Este Junho marcou 20 anos depois de Israel ter iniciado a construção do seu Muro do Apartheid na Cisjordânia. 20 anos mais tarde, Israel está a reforçar o seu Muro do Apartheid como parte das suas crescentes práticas de limpeza étnica, apropriação de terras e violência. Os trabalhadores palestinos que estão a ser forçados a esgueirar-se pelas partes abertas do Muro do Apartheid para alcançar o seu trabalho estão a suportar o fardo da sua fortificação. No dia 5 de Julho, Ahmad Harb Ayyad, um trabalhador palestino, foi espancado até à morte por soldados israelitas quando tentava aceder ao seu local de trabalho perto do Muro, em Tulkarm.

Por um Mundo sem Muros

No dia 9 de Julho, faz 18 anos que o Tribunal Internacional de Justiça declarou este muro ilegal e exigiu aos governos de todo o mundo e às Nações Unidas que ouvissem o embate no muro, pusessem fim à sua ajuda e assistência aos crimes de guerra e crimes contra a humanidade de Israel e tomassem medidas eficazes para o parar. Não só o apartheid israelita continua a construir muros, como a ideologia, a metodologia e a tecnologia israelita dos muros foram globalizadas. Hoje em dia, os muros estão a crescer e a matar cada vez mais pessoas em todo o mundo, enquanto Israel e as empresas militares, de segurança e outras lucram com os enormes orçamentos que os Estados atribuem a estes monumentos de injustiça e exclusão.

O dia 8 de Julho de 2022 marca 50 anos desde que agentes secretos israelitas assassinaram Ghassan Khanafani com o objectivo de silenciar uma das vozes mais poderosas da Palestina. Actualmente, refugiados e migrantes continuam a morrer no calor dos camiões que os traficam através das fronteiras.

É urgente unirmo-nos, ouvir as exigências dos oprimidos e "dos outros", organizarmo-nos, levantar as nossas vozes e redobrar os nossos esforços para superar os sistemas de opressão que são cada vez mais mortíferos.

Unidos venceremos

Nos últimos 50 anos superámos o apartheid na África do Sul, as ditaduras latino-americanas foram derrubadas e líderes indígenas venceram eleições presidenciais.
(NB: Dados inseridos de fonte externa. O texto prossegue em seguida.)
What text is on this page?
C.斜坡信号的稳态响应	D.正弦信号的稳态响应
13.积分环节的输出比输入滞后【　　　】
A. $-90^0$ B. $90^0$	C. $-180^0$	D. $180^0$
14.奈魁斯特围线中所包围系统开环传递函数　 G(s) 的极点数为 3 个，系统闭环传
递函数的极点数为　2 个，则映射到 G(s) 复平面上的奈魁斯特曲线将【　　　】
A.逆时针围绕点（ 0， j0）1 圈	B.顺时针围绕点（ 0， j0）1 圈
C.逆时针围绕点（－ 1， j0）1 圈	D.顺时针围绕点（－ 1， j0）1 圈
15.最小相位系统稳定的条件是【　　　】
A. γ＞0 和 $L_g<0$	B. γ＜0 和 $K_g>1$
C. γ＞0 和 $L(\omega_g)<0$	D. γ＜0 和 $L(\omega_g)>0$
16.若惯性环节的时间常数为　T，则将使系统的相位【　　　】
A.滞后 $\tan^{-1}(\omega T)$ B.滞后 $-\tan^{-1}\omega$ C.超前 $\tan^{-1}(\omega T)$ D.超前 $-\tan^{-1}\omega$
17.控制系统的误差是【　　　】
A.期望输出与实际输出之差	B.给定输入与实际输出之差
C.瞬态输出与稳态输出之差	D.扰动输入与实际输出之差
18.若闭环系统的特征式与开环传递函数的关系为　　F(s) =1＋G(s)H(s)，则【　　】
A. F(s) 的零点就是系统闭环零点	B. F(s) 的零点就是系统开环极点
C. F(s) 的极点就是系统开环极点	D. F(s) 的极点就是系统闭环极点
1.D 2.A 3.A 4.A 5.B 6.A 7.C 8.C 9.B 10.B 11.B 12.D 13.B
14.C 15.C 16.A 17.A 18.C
Uma segunda vaga de governos progressistas está a chegar ao poder no subcontinente, de onde as pessoas são forçadas a partir para os EUA. Movimentos de negros e de pessoas de cor conseguiram trazer o debate sobre o racismo estrutural para a corrente dominante. O apelo ao Boicote, Desinvestimento e Sanções, lançado no primeiro aniversário da decisão do TIJ a 9 de Julho de 2005, deu efectivamente origem ao movimento anti-apartheid liderado pelos palestinos.

Hoje em dia é crucial que nos unamos por um Mundo sem Muros e:

- Pelo fim das políticas racistas anti-migratórias e da militarização das fronteiras que criminalizam e matam migrantes.

- Pelo fim de todas as relações militares e de segurança com Israel e as suas empresas que testam as suas armas e métodos contra os palestinos para depois os exportarem para todo o mundo como testados em combate.

- Pelo fim dos sistemas de racismo estrutural e supremacia, incluindo a versão israelita do século XXI do colonialismo de ocupação baseado num sistema vicioso de apartheid e por uma investigação da ONU sobre o apartheid israelita e a reactivação dos mecanismos da ONU para combater o apartheid.

- Por um mundo verdadeiramente democrático, justo e ecológico.